Associated Press: Amid measles outbreak, Texas is poised to make vaccine exemptions for kids easier Texas this year has been the center of the nation’s largest measles outbreak in more than two decades, as a mostly eradicated disease has sickened more than 700 in the state, sent dozens to hospitals and led to the death of two children who were unvaccinated. But even as the outbreak slows, a bill approved by state lawmakers and sent to Republican Gov. Greg Abbott would make it significantly easier for parents to enroll their children in school without standard vaccinations for diseases such as measles, whooping cough, polio and hepatitis A and B.

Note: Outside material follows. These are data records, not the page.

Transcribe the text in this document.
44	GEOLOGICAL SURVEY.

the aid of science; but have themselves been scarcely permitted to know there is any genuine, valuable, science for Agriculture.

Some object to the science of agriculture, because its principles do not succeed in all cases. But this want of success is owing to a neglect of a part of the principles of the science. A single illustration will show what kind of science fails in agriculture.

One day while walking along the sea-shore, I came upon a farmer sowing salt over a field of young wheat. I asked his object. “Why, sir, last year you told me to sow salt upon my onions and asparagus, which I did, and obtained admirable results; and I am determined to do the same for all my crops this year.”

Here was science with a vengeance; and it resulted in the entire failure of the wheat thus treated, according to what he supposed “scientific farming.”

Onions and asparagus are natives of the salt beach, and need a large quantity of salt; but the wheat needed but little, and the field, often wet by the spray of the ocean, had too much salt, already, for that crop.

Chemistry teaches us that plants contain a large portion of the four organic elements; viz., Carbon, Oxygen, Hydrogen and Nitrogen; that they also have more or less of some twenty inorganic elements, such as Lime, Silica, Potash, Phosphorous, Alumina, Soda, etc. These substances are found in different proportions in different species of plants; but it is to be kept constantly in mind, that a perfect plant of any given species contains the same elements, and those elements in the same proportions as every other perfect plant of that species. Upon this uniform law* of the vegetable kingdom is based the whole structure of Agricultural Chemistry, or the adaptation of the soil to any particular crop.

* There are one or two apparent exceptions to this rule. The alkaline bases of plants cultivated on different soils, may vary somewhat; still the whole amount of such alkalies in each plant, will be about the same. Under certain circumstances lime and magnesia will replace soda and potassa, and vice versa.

Stat: 25 million cavities and $9.8 billion: Study estimates the costs of removing fluoride from water Even before Robert F. Kennedy Jr. took office as health secretary, he promised to take action on water fluoridation. He would provide “good information” to municipalities, which regulate the water supply, and “fluoride will disappear,” he said in November.  In just over a couple of months, some places have made this a reality. Utah and Florida have both banned the addition of fluoride in water, with advocates of the laws like Kennedy arguing that adding the mineral to water poses a risk to children’s developing brains.  A new study tried to predict the consequences if the rest of the nation were to follow suit. In five years, the researchers estimated, 7.5% more U.S. children ages 0-19 would get cavities, affecting 25.4 million additional teeth and costing the country around $9.8 billion. While these findings are worrisome, several experts said, they were unsure if the new data would move the needle on a debate that has become so heated and politicized.

Public Health Threats

Associated Press: Deep cuts erode the foundations of US public health system, end progress, threaten worse to come Americans are losing a vast array of people and programs dedicated to keeping them healthy. Gone are specialists who were confronting a measles outbreak in Ohio, workers who drove a van to schools in North Carolina to offer vaccinations and a program that provided free tests to sick people in Tennessee. State and local health departments responsible for invisible but critical work such as inspecting restaurants, monitoring wastewater for new and harmful germs, responding to outbreaks before they get too big — and a host of other tasks to protect both individuals and communities — are being hollowed out.

NBC: A new Covid variant could drive up summer cases: Here’s what you should know A new Covid variant that’s gaining momentum globally has landed in the U.S. The World Health Organization announced last week that it was monitoring the variant, NB.1.8.1, following a rise in cases in several parts of the world, including Europe, Southeast Asia and North and South America. The variant appears to be more transmissible than the dominant strain worldwide, LP.8.1, meaning it has the potential to drive up cases this summer.

The Hill: US, Argentina launching new ‘alternative’ to WHO The top health authorities of the U.S. and Argentina are launching what they call an “alternative international health system” separate from the World Health Organization (WHO). On the first day of his second term, President Trump signed an executive order starting the yearlong process of withdrawing the U.S. from the WHO. In February, Argentinian President Javier Milei followed suit. In a joint statement Tuesday, Health and Human Services Secretary Robert F. Kennedy Jr. and Argentine Minister of Health Mario Lugones remarked on the decision to withdraw from the global health authority. “The WHO’s handling of the COVID-19 pandemic revealed serious structural and operational shortcomings that undermined global trust and highlighted the urgent need for independent, science-based leadership in global health,” their statement read.